Будущий герой сначала зарождается в душе народа, а уж потом является на свет, душа народа предугадывает его в скоплении некоего духа, рассеянного в мире, и ждет его прихода. В каждую эпоху, как говорят, появляется герой, который ей нужен. И это понятно, поскольку герой каждой эпохи впитывает в себя великие идеи своего времени, единственно для того времени великие; он чувствует потребности своего времени, свойственные только той эпохе, и проникается ими. И иной герой может кончить дни в нищете или унижении, на галерах или в сумасшедшем доме, а случается, и на эшафоте.

Герой – это индивидуализированная коллективная душа народа: его сердце бьется в унисон с сердцем народа, но его ощущения более субъективны; это прототип народа и его воплощение, духовная суть народа. И нельзя сказать, что герои ведут народ за собой – нет, герой – это сознание и словесное выражение народных устремлений.

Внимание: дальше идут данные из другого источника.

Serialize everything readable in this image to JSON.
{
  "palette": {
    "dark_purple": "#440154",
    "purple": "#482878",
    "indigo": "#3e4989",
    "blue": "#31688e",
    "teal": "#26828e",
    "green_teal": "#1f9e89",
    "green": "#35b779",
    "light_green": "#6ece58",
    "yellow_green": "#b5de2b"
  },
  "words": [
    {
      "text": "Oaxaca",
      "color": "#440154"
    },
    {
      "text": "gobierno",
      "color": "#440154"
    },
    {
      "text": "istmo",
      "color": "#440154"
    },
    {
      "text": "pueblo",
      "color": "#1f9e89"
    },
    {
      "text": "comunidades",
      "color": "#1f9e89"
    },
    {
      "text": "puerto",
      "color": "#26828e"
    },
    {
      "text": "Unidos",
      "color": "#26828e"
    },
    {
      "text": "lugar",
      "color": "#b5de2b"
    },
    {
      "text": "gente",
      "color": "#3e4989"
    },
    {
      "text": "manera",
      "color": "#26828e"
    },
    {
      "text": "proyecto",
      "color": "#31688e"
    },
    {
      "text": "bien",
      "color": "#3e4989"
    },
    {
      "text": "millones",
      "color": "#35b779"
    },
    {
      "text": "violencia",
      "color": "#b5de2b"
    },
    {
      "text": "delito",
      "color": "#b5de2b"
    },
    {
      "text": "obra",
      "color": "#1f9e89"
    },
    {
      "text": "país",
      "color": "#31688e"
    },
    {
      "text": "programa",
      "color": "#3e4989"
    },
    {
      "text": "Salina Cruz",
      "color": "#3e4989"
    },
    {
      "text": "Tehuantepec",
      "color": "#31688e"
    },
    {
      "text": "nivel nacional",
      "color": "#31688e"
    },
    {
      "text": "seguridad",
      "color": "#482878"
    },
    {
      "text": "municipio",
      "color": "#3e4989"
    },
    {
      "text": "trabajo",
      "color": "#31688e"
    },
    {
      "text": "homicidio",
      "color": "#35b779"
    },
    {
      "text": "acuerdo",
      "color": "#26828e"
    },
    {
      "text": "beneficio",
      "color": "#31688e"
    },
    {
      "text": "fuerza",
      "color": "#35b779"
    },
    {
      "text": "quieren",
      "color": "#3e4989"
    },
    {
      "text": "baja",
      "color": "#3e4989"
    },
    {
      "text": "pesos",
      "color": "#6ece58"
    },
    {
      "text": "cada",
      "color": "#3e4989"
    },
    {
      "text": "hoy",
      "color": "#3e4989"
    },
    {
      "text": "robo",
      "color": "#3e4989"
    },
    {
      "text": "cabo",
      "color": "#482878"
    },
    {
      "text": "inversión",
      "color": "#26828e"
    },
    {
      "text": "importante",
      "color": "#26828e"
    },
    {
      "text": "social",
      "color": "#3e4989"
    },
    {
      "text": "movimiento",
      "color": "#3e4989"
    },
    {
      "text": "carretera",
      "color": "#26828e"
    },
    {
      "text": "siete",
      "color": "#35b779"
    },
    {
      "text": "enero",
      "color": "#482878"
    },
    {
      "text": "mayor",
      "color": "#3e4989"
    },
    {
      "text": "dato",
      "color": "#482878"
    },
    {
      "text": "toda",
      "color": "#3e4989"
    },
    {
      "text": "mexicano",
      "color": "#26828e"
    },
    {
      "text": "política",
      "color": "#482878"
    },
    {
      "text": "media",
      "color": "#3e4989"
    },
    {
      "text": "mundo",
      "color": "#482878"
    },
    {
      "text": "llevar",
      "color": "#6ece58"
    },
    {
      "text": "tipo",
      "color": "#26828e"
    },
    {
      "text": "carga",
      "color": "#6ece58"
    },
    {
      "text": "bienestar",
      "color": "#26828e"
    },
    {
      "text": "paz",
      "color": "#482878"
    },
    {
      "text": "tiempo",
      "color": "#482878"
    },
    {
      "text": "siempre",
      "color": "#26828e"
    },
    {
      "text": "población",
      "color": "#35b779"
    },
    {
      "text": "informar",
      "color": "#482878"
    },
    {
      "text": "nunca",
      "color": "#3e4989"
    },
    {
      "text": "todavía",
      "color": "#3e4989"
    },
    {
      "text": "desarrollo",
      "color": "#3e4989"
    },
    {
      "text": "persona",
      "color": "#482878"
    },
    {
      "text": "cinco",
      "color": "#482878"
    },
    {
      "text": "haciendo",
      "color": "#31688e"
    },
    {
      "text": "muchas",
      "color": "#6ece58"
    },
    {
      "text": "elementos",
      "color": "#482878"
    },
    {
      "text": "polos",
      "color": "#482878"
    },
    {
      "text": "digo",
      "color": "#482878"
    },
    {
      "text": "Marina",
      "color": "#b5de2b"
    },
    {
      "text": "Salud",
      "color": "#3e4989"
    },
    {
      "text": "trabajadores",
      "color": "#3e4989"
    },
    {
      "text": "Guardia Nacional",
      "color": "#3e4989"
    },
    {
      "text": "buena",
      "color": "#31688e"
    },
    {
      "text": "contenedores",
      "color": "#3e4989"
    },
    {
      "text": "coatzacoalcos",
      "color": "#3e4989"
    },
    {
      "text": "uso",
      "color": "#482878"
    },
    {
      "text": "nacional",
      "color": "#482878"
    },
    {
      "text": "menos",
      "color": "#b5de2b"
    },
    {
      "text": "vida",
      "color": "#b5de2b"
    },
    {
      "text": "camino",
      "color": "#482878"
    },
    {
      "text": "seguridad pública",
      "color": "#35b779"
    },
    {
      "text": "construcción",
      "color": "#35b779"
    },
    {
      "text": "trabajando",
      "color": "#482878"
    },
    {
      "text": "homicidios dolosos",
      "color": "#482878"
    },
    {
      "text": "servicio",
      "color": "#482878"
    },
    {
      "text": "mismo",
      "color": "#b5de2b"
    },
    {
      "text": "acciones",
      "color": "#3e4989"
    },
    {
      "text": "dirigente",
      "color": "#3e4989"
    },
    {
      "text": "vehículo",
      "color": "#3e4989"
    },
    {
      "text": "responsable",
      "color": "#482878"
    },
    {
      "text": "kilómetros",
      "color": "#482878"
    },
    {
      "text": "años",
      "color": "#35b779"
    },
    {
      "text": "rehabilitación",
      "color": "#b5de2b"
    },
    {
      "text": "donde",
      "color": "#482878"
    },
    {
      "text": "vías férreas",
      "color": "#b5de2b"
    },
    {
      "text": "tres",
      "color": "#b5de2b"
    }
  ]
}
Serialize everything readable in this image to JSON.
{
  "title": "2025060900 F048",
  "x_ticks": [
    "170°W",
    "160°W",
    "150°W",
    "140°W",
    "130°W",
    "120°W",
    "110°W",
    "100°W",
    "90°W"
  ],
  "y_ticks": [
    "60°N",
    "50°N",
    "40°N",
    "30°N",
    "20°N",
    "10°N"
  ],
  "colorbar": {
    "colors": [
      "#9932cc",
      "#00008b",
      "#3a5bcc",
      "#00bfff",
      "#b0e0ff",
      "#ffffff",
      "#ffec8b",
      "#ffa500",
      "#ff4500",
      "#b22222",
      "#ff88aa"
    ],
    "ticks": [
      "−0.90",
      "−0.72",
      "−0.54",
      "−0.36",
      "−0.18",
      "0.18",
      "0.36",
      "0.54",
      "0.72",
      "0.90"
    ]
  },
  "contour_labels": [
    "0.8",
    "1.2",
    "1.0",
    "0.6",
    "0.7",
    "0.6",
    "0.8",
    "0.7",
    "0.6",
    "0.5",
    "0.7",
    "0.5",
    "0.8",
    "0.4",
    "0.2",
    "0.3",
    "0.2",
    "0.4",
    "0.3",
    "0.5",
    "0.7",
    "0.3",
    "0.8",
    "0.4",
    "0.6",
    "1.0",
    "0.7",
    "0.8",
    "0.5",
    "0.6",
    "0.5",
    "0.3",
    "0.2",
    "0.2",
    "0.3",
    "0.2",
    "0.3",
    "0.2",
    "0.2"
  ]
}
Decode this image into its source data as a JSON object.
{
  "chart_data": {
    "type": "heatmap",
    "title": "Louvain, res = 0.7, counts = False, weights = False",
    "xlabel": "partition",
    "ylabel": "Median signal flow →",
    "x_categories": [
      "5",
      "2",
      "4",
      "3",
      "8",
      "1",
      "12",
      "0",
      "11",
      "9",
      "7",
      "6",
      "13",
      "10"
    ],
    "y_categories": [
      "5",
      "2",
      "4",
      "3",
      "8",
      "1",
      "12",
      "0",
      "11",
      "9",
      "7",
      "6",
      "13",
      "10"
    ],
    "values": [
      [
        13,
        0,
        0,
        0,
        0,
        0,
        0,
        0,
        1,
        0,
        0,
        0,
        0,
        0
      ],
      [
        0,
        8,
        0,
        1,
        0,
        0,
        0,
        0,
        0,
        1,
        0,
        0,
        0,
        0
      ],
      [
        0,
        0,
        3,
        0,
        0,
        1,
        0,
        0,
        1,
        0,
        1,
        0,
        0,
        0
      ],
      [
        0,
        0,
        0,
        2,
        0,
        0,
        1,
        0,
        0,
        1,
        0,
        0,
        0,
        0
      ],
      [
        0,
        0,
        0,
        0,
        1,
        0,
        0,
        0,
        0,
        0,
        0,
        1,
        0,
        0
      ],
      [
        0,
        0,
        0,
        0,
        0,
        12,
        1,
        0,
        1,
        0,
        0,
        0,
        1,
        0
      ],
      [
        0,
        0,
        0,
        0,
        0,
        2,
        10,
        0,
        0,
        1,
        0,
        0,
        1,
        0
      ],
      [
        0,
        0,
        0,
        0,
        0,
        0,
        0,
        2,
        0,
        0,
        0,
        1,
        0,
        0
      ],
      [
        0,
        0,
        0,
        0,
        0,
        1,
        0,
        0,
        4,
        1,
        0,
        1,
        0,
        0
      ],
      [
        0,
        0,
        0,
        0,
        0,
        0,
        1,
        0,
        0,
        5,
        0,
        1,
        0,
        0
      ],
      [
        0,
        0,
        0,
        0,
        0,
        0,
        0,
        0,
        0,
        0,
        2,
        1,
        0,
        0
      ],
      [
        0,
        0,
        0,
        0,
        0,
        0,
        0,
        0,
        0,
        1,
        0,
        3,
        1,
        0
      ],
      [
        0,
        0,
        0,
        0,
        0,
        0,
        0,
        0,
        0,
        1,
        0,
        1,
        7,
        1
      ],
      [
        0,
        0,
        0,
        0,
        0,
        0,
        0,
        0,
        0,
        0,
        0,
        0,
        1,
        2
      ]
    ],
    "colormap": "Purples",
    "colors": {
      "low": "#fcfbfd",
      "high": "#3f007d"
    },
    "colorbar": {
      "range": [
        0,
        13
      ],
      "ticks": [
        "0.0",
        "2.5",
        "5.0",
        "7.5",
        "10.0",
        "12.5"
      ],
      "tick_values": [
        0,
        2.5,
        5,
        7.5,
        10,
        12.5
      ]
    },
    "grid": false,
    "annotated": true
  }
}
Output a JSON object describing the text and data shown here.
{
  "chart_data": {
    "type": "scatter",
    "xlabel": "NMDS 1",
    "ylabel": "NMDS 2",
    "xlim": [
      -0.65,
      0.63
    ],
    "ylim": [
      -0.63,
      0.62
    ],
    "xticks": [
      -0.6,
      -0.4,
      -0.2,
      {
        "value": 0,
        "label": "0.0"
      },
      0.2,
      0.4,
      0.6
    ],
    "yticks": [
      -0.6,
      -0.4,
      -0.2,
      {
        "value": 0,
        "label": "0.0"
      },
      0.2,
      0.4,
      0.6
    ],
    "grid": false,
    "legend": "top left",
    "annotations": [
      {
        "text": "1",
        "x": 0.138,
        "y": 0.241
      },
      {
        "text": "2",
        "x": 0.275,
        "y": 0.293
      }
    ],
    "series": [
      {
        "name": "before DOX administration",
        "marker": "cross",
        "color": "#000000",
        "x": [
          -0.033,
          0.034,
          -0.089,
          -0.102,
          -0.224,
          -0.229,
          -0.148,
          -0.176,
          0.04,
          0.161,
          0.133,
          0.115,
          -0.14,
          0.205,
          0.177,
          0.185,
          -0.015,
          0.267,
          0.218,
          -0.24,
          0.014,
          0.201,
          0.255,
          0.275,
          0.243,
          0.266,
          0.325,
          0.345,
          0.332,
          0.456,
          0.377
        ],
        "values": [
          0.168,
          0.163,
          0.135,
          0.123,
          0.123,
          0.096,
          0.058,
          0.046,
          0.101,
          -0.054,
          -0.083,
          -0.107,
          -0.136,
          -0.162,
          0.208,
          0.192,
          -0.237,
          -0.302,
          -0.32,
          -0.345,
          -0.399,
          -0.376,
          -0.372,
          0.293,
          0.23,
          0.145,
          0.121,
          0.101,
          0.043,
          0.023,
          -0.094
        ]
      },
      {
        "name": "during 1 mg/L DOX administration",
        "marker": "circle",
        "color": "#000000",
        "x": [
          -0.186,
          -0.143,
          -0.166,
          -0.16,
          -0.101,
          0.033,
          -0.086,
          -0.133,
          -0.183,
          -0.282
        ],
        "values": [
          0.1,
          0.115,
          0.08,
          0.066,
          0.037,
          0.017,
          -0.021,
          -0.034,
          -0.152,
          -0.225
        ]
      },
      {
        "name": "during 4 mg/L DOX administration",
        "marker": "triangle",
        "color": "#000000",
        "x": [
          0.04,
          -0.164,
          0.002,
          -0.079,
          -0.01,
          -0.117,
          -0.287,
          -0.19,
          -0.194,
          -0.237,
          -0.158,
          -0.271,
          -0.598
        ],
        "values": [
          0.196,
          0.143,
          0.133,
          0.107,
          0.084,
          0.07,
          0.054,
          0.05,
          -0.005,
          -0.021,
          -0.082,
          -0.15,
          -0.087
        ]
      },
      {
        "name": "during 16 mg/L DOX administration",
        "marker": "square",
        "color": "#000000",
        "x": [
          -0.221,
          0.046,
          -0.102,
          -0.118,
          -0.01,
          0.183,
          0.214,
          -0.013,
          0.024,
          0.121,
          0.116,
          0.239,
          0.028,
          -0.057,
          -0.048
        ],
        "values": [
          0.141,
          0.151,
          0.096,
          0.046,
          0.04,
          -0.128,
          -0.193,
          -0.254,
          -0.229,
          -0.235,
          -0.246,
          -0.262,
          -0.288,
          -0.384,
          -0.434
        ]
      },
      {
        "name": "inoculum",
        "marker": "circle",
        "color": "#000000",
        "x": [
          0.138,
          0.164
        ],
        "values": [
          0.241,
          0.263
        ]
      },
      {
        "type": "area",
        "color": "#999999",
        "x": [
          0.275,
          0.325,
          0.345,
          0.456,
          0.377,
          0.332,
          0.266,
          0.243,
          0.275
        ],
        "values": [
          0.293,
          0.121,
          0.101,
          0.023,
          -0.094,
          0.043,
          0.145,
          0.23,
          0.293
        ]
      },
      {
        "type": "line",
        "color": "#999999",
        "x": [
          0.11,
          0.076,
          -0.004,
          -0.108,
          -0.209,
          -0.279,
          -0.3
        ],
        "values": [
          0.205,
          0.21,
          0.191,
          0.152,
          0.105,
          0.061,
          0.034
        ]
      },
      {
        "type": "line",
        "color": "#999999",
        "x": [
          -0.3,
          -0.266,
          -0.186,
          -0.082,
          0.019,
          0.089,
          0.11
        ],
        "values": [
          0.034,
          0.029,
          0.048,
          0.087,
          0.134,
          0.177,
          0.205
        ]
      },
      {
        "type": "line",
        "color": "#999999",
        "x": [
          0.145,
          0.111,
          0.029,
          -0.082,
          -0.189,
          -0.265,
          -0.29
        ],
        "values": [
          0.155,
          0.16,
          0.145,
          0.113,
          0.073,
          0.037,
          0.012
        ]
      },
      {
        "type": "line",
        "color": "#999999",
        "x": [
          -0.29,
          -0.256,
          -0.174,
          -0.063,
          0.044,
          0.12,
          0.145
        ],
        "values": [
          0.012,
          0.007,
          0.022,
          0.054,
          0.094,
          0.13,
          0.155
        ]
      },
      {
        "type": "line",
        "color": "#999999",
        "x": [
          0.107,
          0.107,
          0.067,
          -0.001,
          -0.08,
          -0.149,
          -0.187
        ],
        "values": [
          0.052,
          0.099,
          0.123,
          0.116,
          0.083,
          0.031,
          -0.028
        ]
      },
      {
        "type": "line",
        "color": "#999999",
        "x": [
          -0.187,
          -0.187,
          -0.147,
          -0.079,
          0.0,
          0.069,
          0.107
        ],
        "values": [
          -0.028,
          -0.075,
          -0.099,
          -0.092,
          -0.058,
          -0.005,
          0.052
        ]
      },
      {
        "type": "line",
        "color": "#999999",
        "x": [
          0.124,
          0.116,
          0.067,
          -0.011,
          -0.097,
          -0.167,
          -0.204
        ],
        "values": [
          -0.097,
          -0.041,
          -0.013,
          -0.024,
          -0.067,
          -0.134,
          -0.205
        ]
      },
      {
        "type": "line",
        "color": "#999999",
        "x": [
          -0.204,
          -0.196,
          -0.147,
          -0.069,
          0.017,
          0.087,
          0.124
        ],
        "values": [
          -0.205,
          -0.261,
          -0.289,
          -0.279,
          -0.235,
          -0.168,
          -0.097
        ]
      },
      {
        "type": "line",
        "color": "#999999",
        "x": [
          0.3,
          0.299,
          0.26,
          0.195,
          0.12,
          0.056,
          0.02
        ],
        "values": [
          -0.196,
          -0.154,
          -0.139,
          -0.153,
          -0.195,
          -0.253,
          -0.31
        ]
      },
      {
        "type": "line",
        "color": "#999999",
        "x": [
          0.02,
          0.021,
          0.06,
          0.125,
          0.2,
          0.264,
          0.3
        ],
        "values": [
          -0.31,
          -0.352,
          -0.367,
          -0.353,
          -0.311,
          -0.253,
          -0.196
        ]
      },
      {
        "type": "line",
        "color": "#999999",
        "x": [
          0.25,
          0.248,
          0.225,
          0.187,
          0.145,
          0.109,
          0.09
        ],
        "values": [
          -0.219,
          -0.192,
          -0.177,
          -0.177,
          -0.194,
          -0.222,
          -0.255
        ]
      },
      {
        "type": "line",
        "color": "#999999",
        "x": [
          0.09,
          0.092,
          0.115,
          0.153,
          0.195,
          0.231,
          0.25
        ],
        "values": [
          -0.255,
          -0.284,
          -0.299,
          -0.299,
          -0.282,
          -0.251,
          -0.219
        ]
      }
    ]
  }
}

Герой, царственное рождение которого предчувствуют, часто слишком возвышен, чтобы предстать в смертной плоти; а иной раз непомерно ограниченной, для того чтобы принять его, оказывается среда; тогда возникает идеал, легендарный или книжный, рождающийся не во чреве женщины, а в фантазии мужчины. Эти герои, что живут и борются, и ведут народы к борьбе, и в ней поддерживают их, не менее реальны и живы, чем герои, облеченные в плоть и кровь, осязаемые и бренные. Справедливо, что Великий капитан, или Фран– сиско Писарро, или Эрнан Кортес7 привели своих солдат к победе, но не менее верно и то, что Дон Кихот поддерживает дух мужественных борцов, внушая им решимость и веру, утешая в поражении, призывая к сдержанности в миг торжества. Он живет с нами и поднимает наш дух; в жизни бывают моменты, когда ты видишь его верхом на Росинанте, явившемся помочь, подобно святому Иакову,8 тем, кто его призывает. Действовать – значит существовать, а сколько живых людей, находящихся в плену узкого сегодня, создают меньше, чем великий безумец, в котором возродился славный Алонсо Кихано, когда мозги его высохли и он утратил разум. Когда мы вернемся в землю, откуда мы вышли, разве от нас останется больше, чем от Дон Кихота? Что осталось от Сида Амета, его биографа? В преходящем и случайном мире наш дух постоянно и необходимо творит. В этом состоит величайшая реальность; вся история является идеализацией существующего во имя того, чтобы идеал обрел существование. Создал ли Гомер Ахилла или Ахилл его создал?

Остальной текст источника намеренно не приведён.